Rolling up to the Pakistan border I wished I was religious, at least then I'd have someone to say a little prayer to; someone on my shoulder to have a little word with and say 'please look after me'. Instead it was just me and Dorothy, alone, with only a pocket knife and 7bhp to keep the bullets off our back. I don't mind confessing we were scared. I'd sent my internet login codes to a friend with instructions to send news of demise, wrote a rather apocalyptic group email to everyone else and was genuinely fearing that this was mine and Dot's last ride, especially given the Frenchman yet to reappear having been kidnapped here last month.

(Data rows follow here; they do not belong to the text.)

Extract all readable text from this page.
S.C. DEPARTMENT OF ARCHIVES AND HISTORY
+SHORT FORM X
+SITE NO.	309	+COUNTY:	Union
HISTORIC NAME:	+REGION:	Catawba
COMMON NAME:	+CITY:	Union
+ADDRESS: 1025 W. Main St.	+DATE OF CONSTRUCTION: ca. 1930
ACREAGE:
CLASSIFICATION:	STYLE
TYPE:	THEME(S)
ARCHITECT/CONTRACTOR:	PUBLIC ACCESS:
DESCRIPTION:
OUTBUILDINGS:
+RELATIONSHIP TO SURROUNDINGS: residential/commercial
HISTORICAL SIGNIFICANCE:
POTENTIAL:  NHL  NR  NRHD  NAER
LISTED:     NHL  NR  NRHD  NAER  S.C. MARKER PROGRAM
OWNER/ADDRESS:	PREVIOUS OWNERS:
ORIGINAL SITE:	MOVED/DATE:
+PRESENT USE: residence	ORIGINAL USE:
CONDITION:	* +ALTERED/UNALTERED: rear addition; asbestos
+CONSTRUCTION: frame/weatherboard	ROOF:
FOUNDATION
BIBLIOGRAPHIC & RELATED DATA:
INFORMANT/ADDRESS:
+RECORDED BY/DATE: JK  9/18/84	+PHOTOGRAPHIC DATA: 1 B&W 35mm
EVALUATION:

But perception, it's a dangerous thing, because with my own eyes I realised Pakistan is a great place, with friendly people living in cities far more developed than I ever imagined. The first night we arrived safely in Lahore with the help of several spectators guided who poured us tea and ran a comb through my hair before sending us on our way. Of course Pakistani hospitality isn't all like that, with some villages, especially in the north, quite open in their loathing of outsiders. One man almost smashed the Coke bottle through his own counter in an attempt to demonstrate just how unwelcome I was in his shop.
For me though Nepal, India and Pakistan were the countries that the trip really came alive. It was a hard slog, one with difficult decisions to be made and all sorts of scoundrels that stood in the way. But it also included the moment when we stood back and went 'holy fuck', we're really doing this, we're really riding this show all the way to England. And that made me and Dorothy proud. For while we still have many miles to journey, we also have many more to look back on and say what a blast, what a ball. We set off from Sydney with nothing; no plan, no clue, no idea, and here we are, having stitched enough of our random rags together to somehow make it this far.
Next stop China. Hope to see you there.